Metro’s Chief Safety Officer Pat Lavin said two Federal Transit Administration inspectors and a Metro employee were in a curved stretch of track last Thursday, with another Metro worker serving as a basic watchman about 100 feet away. He said there should have been a higher level of worker protection.

A train came speeding through the area near Reagan National Airport because the train operator had misheard a radio announcement about where the work crews were, Lavin said. The rail controller in the troubled Rail Operations Control Center failed to correct the operator when he repeated back the wrong information.

It is just the latest time a radio usage problem has caused a near miss.

The train operator failed to sound the horn and appears to have been traveling well over the 10 mph speed limit that is supposed to be followed when passing workers.

After the watchman waved at the train, and the inspectors just barely jumped out of the way, the train finally stopped with the front car about 375 feet past the workers.

The back car of the train was about even with where the inspectors were standing.

While the workers immediately reported the incident, the train operator violated procedures and simply continued on after seeing that no one was hurt.

A different train operator who had sped past the work crews on the opposite track before this more serious incident was properly taken out of service for investigation.

Lavin said the requirement that trains stay below 10 mph until the whole train passes work crews “does not appear to be fully understood in the field.”

He added that turning around the Rail Operations Control Center is “a challenge.”

Metro has just concluded an outside review of potential improvements, which Lavin indicated could include reducing the number of duties each rail controller is responsible for to allow for better focus.

“We cannot guarantee anybody’s safety if the basic rules and procedures are not followed,” Federal Railroad Administration Chief Safety Officer and Metro Board member Robert Lauby said Thursday.

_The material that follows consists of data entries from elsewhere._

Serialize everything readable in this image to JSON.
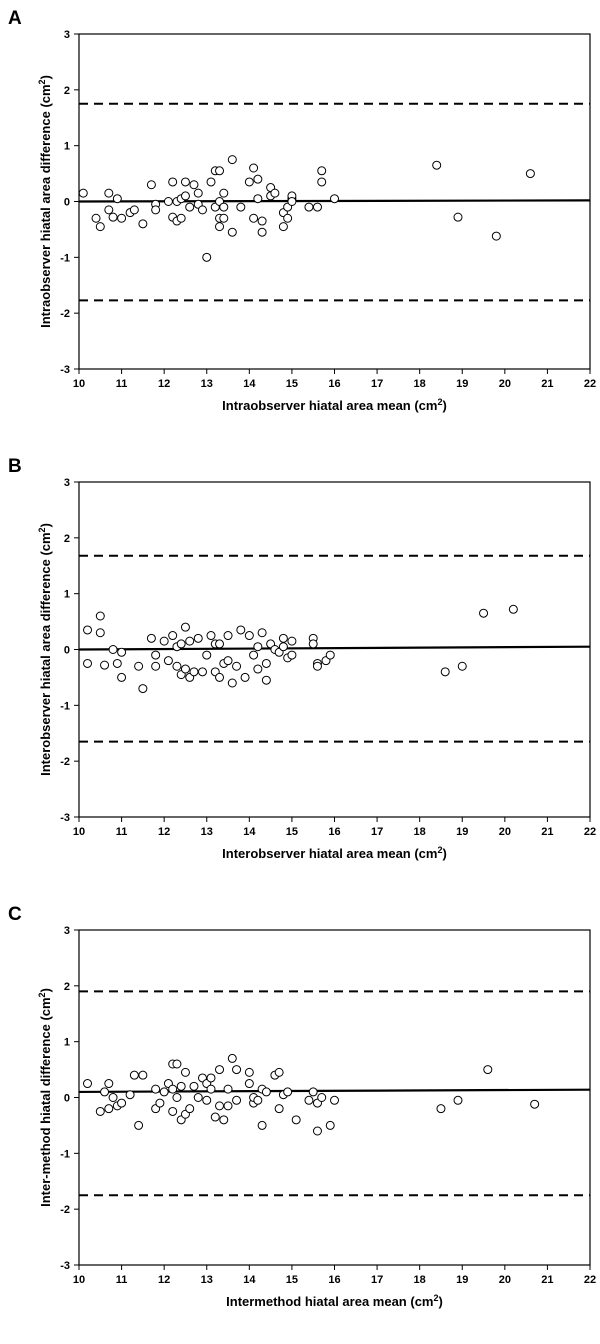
{
  "chart_data": [
    {
      "type": "scatter",
      "panel_label": "A",
      "xlabel": "Intraobserver hiatal area mean (cm",
      "ylabel": "Intraobserver hiatal area difference (cm",
      "unit_sup": "2",
      "unit_close": ")",
      "xlim": [
        10,
        22
      ],
      "ylim": [
        -3,
        3
      ],
      "x_ticks": [
        "10",
        "11",
        "12",
        "13",
        "14",
        "15",
        "16",
        "17",
        "18",
        "19",
        "20",
        "21",
        "22"
      ],
      "y_ticks": [
        "3",
        "2",
        "1",
        "0",
        "-1",
        "-2",
        "-3"
      ],
      "mean_line": [
        [
          10,
          0.0
        ],
        [
          22,
          0.02
        ]
      ],
      "upper_limit": 1.75,
      "lower_limit": -1.77,
      "points": [
        [
          10.1,
          0.15
        ],
        [
          10.4,
          -0.3
        ],
        [
          10.5,
          -0.45
        ],
        [
          10.7,
          -0.15
        ],
        [
          10.7,
          0.15
        ],
        [
          10.8,
          -0.28
        ],
        [
          10.9,
          0.05
        ],
        [
          11.0,
          -0.3
        ],
        [
          11.2,
          -0.2
        ],
        [
          11.3,
          -0.15
        ],
        [
          11.5,
          -0.4
        ],
        [
          11.7,
          0.3
        ],
        [
          11.8,
          -0.05
        ],
        [
          11.8,
          -0.15
        ],
        [
          12.1,
          0.0
        ],
        [
          12.2,
          0.35
        ],
        [
          12.2,
          -0.28
        ],
        [
          12.3,
          -0.35
        ],
        [
          12.3,
          0.0
        ],
        [
          12.4,
          0.05
        ],
        [
          12.4,
          -0.3
        ],
        [
          12.5,
          0.35
        ],
        [
          12.5,
          0.1
        ],
        [
          12.6,
          -0.1
        ],
        [
          12.7,
          0.3
        ],
        [
          12.8,
          -0.05
        ],
        [
          12.8,
          0.15
        ],
        [
          12.9,
          -0.15
        ],
        [
          13.0,
          -1.0
        ],
        [
          13.1,
          0.35
        ],
        [
          13.2,
          0.55
        ],
        [
          13.2,
          -0.1
        ],
        [
          13.3,
          0.55
        ],
        [
          13.3,
          -0.3
        ],
        [
          13.3,
          -0.45
        ],
        [
          13.3,
          0.0
        ],
        [
          13.4,
          0.15
        ],
        [
          13.4,
          -0.3
        ],
        [
          13.4,
          -0.1
        ],
        [
          13.6,
          0.75
        ],
        [
          13.6,
          -0.55
        ],
        [
          13.8,
          -0.1
        ],
        [
          14.0,
          0.35
        ],
        [
          14.1,
          0.6
        ],
        [
          14.1,
          -0.3
        ],
        [
          14.2,
          0.05
        ],
        [
          14.2,
          0.4
        ],
        [
          14.3,
          -0.35
        ],
        [
          14.3,
          -0.55
        ],
        [
          14.5,
          0.1
        ],
        [
          14.5,
          0.25
        ],
        [
          14.6,
          0.15
        ],
        [
          14.8,
          -0.2
        ],
        [
          14.8,
          -0.45
        ],
        [
          14.9,
          -0.3
        ],
        [
          14.9,
          -0.1
        ],
        [
          15.0,
          0.05
        ],
        [
          15.0,
          0.1
        ],
        [
          15.0,
          0.0
        ],
        [
          15.4,
          -0.1
        ],
        [
          15.6,
          -0.1
        ],
        [
          15.7,
          0.35
        ],
        [
          15.7,
          0.55
        ],
        [
          16.0,
          0.05
        ],
        [
          18.4,
          0.65
        ],
        [
          18.9,
          -0.28
        ],
        [
          19.8,
          -0.62
        ],
        [
          20.6,
          0.5
        ]
      ]
    },
    {
      "type": "scatter",
      "panel_label": "B",
      "xlabel": "Interobserver hiatal area mean (cm",
      "ylabel": "Interobserver hiatal area difference (cm",
      "unit_sup": "2",
      "unit_close": ")",
      "xlim": [
        10,
        22
      ],
      "ylim": [
        -3,
        3
      ],
      "x_ticks": [
        "10",
        "11",
        "12",
        "13",
        "14",
        "15",
        "16",
        "17",
        "18",
        "19",
        "20",
        "21",
        "22"
      ],
      "y_ticks": [
        "3",
        "2",
        "1",
        "0",
        "-1",
        "-2",
        "-3"
      ],
      "mean_line": [
        [
          10,
          0.0
        ],
        [
          22,
          0.05
        ]
      ],
      "upper_limit": 1.68,
      "lower_limit": -1.65,
      "points": [
        [
          10.2,
          0.35
        ],
        [
          10.2,
          -0.25
        ],
        [
          10.5,
          0.3
        ],
        [
          10.5,
          0.6
        ],
        [
          10.6,
          -0.28
        ],
        [
          10.8,
          0.0
        ],
        [
          10.9,
          -0.25
        ],
        [
          11.0,
          -0.5
        ],
        [
          11.0,
          -0.05
        ],
        [
          11.4,
          -0.3
        ],
        [
          11.5,
          -0.7
        ],
        [
          11.7,
          0.2
        ],
        [
          11.8,
          -0.1
        ],
        [
          11.8,
          -0.3
        ],
        [
          12.0,
          0.15
        ],
        [
          12.1,
          -0.2
        ],
        [
          12.2,
          0.25
        ],
        [
          12.3,
          0.05
        ],
        [
          12.3,
          -0.3
        ],
        [
          12.4,
          -0.45
        ],
        [
          12.4,
          0.1
        ],
        [
          12.5,
          0.4
        ],
        [
          12.5,
          -0.35
        ],
        [
          12.6,
          -0.5
        ],
        [
          12.6,
          0.15
        ],
        [
          12.7,
          -0.4
        ],
        [
          12.8,
          0.2
        ],
        [
          12.9,
          -0.4
        ],
        [
          13.0,
          -0.1
        ],
        [
          13.1,
          0.25
        ],
        [
          13.2,
          -0.4
        ],
        [
          13.2,
          0.1
        ],
        [
          13.3,
          0.1
        ],
        [
          13.3,
          -0.5
        ],
        [
          13.4,
          -0.25
        ],
        [
          13.5,
          -0.2
        ],
        [
          13.5,
          0.25
        ],
        [
          13.6,
          -0.6
        ],
        [
          13.7,
          -0.3
        ],
        [
          13.8,
          0.35
        ],
        [
          13.9,
          -0.5
        ],
        [
          14.0,
          0.25
        ],
        [
          14.1,
          -0.1
        ],
        [
          14.2,
          0.05
        ],
        [
          14.2,
          -0.35
        ],
        [
          14.3,
          0.3
        ],
        [
          14.4,
          -0.25
        ],
        [
          14.4,
          -0.55
        ],
        [
          14.5,
          0.1
        ],
        [
          14.6,
          0.0
        ],
        [
          14.7,
          -0.05
        ],
        [
          14.8,
          0.2
        ],
        [
          14.8,
          0.05
        ],
        [
          14.9,
          -0.15
        ],
        [
          15.0,
          0.15
        ],
        [
          15.0,
          -0.1
        ],
        [
          15.5,
          0.2
        ],
        [
          15.5,
          0.1
        ],
        [
          15.6,
          -0.25
        ],
        [
          15.6,
          -0.3
        ],
        [
          15.8,
          -0.2
        ],
        [
          15.9,
          -0.1
        ],
        [
          18.6,
          -0.4
        ],
        [
          19.0,
          -0.3
        ],
        [
          19.5,
          0.65
        ],
        [
          20.2,
          0.72
        ]
      ]
    },
    {
      "type": "scatter",
      "panel_label": "C",
      "xlabel": "Intermethod hiatal area mean (cm",
      "ylabel": "Inter-method  hiatal difference (cm",
      "unit_sup": "2",
      "unit_close": ")",
      "xlim": [
        10,
        22
      ],
      "ylim": [
        -3,
        3
      ],
      "x_ticks": [
        "10",
        "11",
        "12",
        "13",
        "14",
        "15",
        "16",
        "17",
        "18",
        "19",
        "20",
        "21",
        "22"
      ],
      "y_ticks": [
        "3",
        "2",
        "1",
        "0",
        "-1",
        "-2",
        "-3"
      ],
      "mean_line": [
        [
          10,
          0.1
        ],
        [
          22,
          0.14
        ]
      ],
      "upper_limit": 1.9,
      "lower_limit": -1.75,
      "points": [
        [
          10.2,
          0.25
        ],
        [
          10.5,
          -0.25
        ],
        [
          10.6,
          0.1
        ],
        [
          10.7,
          0.25
        ],
        [
          10.7,
          -0.2
        ],
        [
          10.8,
          0.0
        ],
        [
          10.9,
          -0.15
        ],
        [
          11.0,
          -0.1
        ],
        [
          11.2,
          0.05
        ],
        [
          11.3,
          0.4
        ],
        [
          11.4,
          -0.5
        ],
        [
          11.5,
          0.4
        ],
        [
          11.8,
          -0.2
        ],
        [
          11.8,
          0.15
        ],
        [
          11.9,
          -0.1
        ],
        [
          12.0,
          0.1
        ],
        [
          12.1,
          0.25
        ],
        [
          12.2,
          0.6
        ],
        [
          12.2,
          0.15
        ],
        [
          12.2,
          -0.25
        ],
        [
          12.3,
          0.6
        ],
        [
          12.3,
          0.0
        ],
        [
          12.4,
          -0.4
        ],
        [
          12.4,
          0.2
        ],
        [
          12.5,
          0.45
        ],
        [
          12.5,
          -0.3
        ],
        [
          12.6,
          -0.2
        ],
        [
          12.7,
          0.2
        ],
        [
          12.8,
          0.0
        ],
        [
          12.9,
          0.35
        ],
        [
          13.0,
          0.25
        ],
        [
          13.0,
          -0.05
        ],
        [
          13.1,
          0.35
        ],
        [
          13.1,
          0.15
        ],
        [
          13.2,
          -0.35
        ],
        [
          13.3,
          0.5
        ],
        [
          13.3,
          -0.15
        ],
        [
          13.4,
          -0.4
        ],
        [
          13.5,
          0.15
        ],
        [
          13.5,
          -0.15
        ],
        [
          13.6,
          0.7
        ],
        [
          13.7,
          0.5
        ],
        [
          13.7,
          -0.05
        ],
        [
          14.0,
          0.25
        ],
        [
          14.0,
          0.45
        ],
        [
          14.1,
          -0.1
        ],
        [
          14.1,
          0.0
        ],
        [
          14.2,
          -0.05
        ],
        [
          14.3,
          0.15
        ],
        [
          14.3,
          -0.5
        ],
        [
          14.4,
          0.1
        ],
        [
          14.6,
          0.4
        ],
        [
          14.7,
          0.45
        ],
        [
          14.7,
          -0.2
        ],
        [
          14.8,
          0.05
        ],
        [
          14.9,
          0.1
        ],
        [
          15.1,
          -0.4
        ],
        [
          15.4,
          -0.05
        ],
        [
          15.5,
          0.1
        ],
        [
          15.6,
          -0.6
        ],
        [
          15.6,
          -0.1
        ],
        [
          15.7,
          0.0
        ],
        [
          15.9,
          -0.5
        ],
        [
          16.0,
          -0.05
        ],
        [
          18.5,
          -0.2
        ],
        [
          18.9,
          -0.05
        ],
        [
          19.6,
          0.5
        ],
        [
          20.7,
          -0.12
        ]
      ]
    }
  ]
}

“This could have been a tragedy, and we could be having a very different type of meeting today,” he said.

Metro plans to start rules-compliance checks for speeding in mid-November. The Rail Operations Control Center is also now asking more safety-related questions before granting track access to workers, and automated speed limits have been imposed on the specific curve involved in this incident.

Metro management is sending a safety alert about blind spots for track workers in the system, and plans a safety “stand-down” to address proper worker protections in those areas, remind workers that they can challenge supervisors about safety issues, emphasize speed limits near workers, and emphasize the requirement to report near misses.

Federal inspectors will also get higher-level worker protection training.

“We can put some more requirements on top of the existing requirements, but, frankly, if the existing requirements had been followed, we wouldn’t have had this issue,” Lauby said.

Lavin, the chief safety officer, said Metro leaders recently met with union leaders “to foster a better safety culture, and get employee buy-in regarding safety-related matters.”

Several union members say there is a climate of distrust between top Metro management and front-line workers.